Hi John, very controversial post. I haven’t read this one but I love Nadine Gordimer, especially ‘The pickup’, I think that all her post-apartheid novels are more relaxed and easier to follow: ‘The House Gun’ is just great! And ‘None to Accompany me’ too. Maybe I’m not very objective since I also loved ‘Get a Life’. Have you heard of Achmat Dangor? His novel ‘Bitter Fruit’ is worth checking out!
Forgot to add that, in my opinion, Gordimer did what Coetzee is doing now, but a long time ago, and of course, without being such a misoginist!

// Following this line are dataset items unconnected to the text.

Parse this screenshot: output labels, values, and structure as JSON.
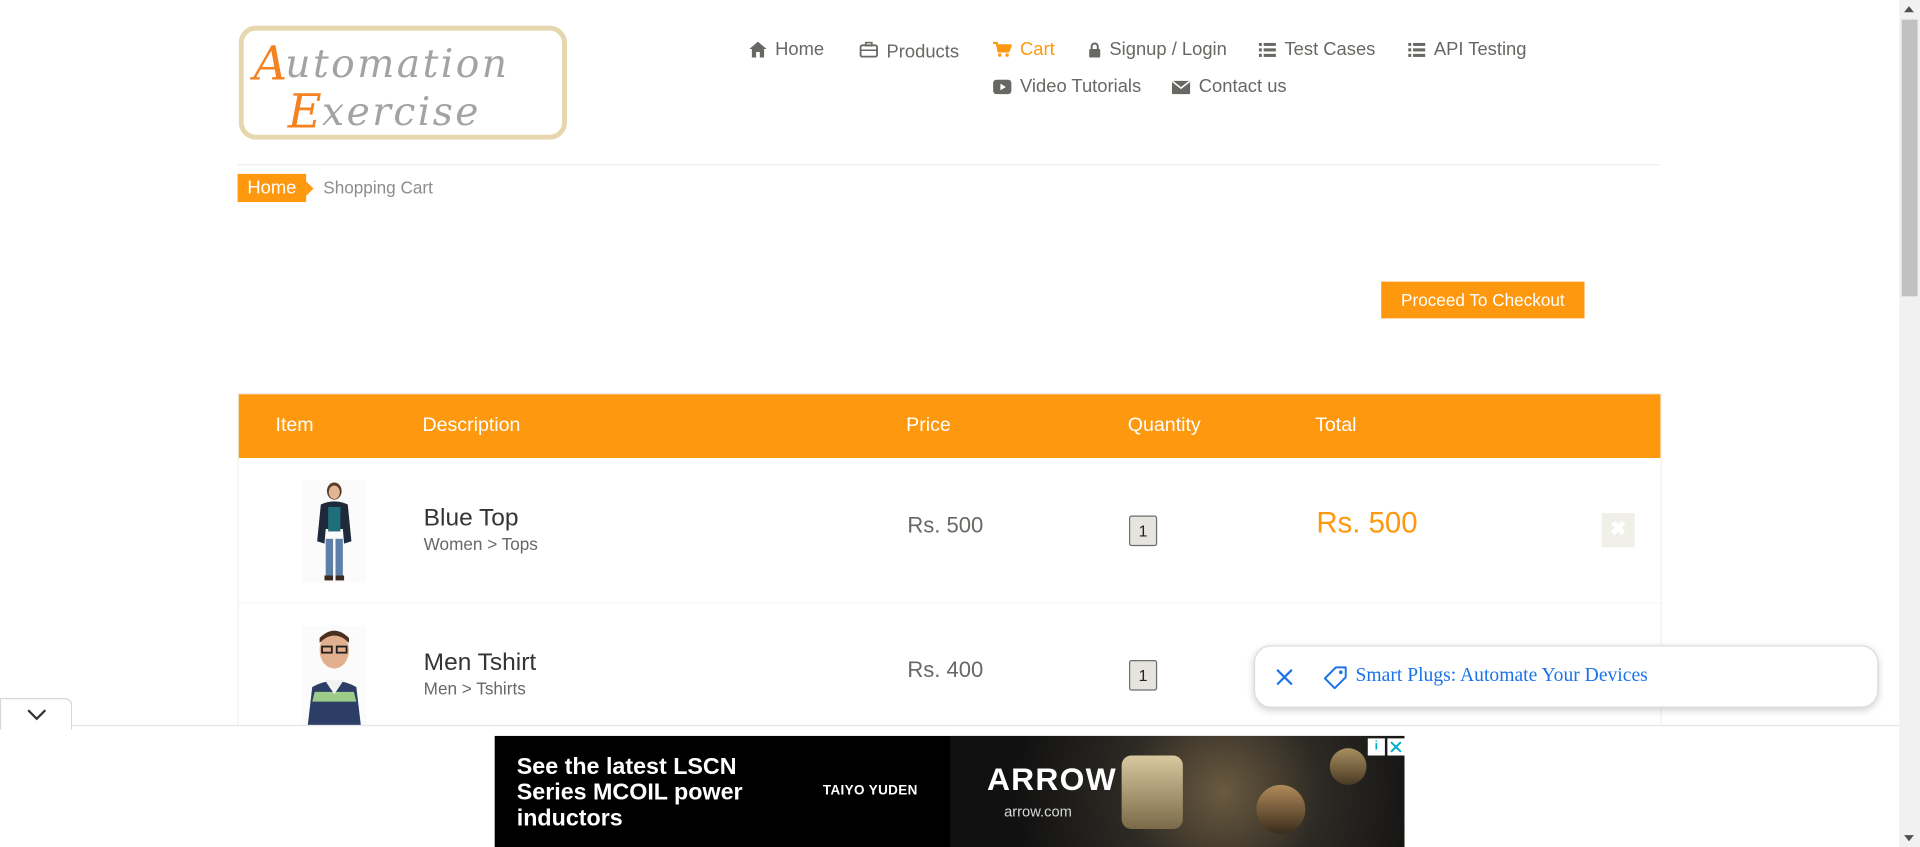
{
  "logo": {
    "alt": "Automation Exercise",
    "line1_cap": "A",
    "line1_rest": "utomation",
    "line2_cap": "E",
    "line2_rest": "xercise"
  },
  "nav": {
    "home": "Home",
    "products": "Products",
    "cart": "Cart",
    "signup_login": "Signup / Login",
    "test_cases": "Test Cases",
    "api_testing": "API Testing",
    "video_tutorials": "Video Tutorials",
    "contact_us": "Contact us"
  },
  "breadcrumb": {
    "home": "Home",
    "current": "Shopping Cart"
  },
  "checkout_button": "Proceed To Checkout",
  "table": {
    "headers": {
      "item": "Item",
      "description": "Description",
      "price": "Price",
      "quantity": "Quantity",
      "total": "Total"
    },
    "rows": [
      {
        "name": "Blue Top",
        "category": "Women > Tops",
        "price": "Rs. 500",
        "quantity": "1",
        "total": "Rs. 500"
      },
      {
        "name": "Men Tshirt",
        "category": "Men > Tshirts",
        "price": "Rs. 400",
        "quantity": "1",
        "total": ""
      }
    ]
  },
  "popup": {
    "text": "Smart Plugs: Automate Your Devices"
  },
  "ad": {
    "headline": "See the latest LSCN Series MCOIL power inductors",
    "brand": "TAIYO YUDEN",
    "logo": "ARROW",
    "url": "arrow.com",
    "info": "i"
  },
  "colors": {
    "accent": "#fe980f",
    "link": "#1a73e8"
  }
}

Who’s being controversial now, nico! I will of course pay heed to your advice – you’re the reason I read Ozick after all, and The Shawl is up there in my favourite reads this year.
I have heard of Bitter Fruit but know nothing more of it – it was shortlisted for the Booker Prize here in the UK in its year of publication, but doesn’t seem to have made much of a splash beyond that.
Sorry! Yes, you are right. It’s just that I loved the title, ‘Bitter Fruit’ and wanted to know more about South A, from a different source, but it’s still interesting, there seems to be this weird and monstrous thing about rapes and their outcomes, similar to ‘Disgrace’, did you read it? This metaphor of what is conceived after apartheid…
Please read Pat Barker’s “Regeneration” which is the first of the trilogy and in my opinion the best of her work. I’ve just finished “The Conservationist”, “Disgrace” “Waiting for the Barbarians” and “The Life and Times of Michael K”. Clearly I’m doing a So. African thing this summer and loving every word of it. I’m now onto “Get a Life” notwistanding Stewart’s recommendation to “skip it”.
Good stuff, judith. I’m keen to read more Coetzee myself, having only read Disgrace and Diary of a Bad Year (which I read during a Bad Month for me and didn’t really give my full attention to, I now think). What would you recommend?
John, I know you asked judith what she recommended, but I would like to through in my two-cents’ worth. I recommend Coetzee’s prior Booker winner, Life and Times of Michael K. While I don’t think it is as substantial a work as Disgrace, I liked it more. Also, Mark Thwaite makes some recommendations of his more recent work in the comments to my post.
Thanks Trevor. Naturally all opinions are welcome even though I addressed my query to judith. All these two cents soon add up to something pretty valuable!
Definitely have to agree with Trevor on the Life and Times of Michael K, a thoughtful and thought provoking book. With regard to Diary of a Bad Year, it’s so curious though how one’s reaction to certain works is determined by one’s own life and what is going on in it right now. I shall definitely make that my next read in my summer in South Africa series.
Will you be reading Doris Lessing’s latest book “Alfred & Emily” as I would be most interested in your views. Yesterday’s L. A. Times Book Review gave it a reasonably good critique.
thanks for share
I felt the same way through much of the book. However, I did finish it was a signed copy, brought back as a gift from the Hay festival. It was a difficult book to follow but it really opened a window into the world of white South Africa, that I know very little about.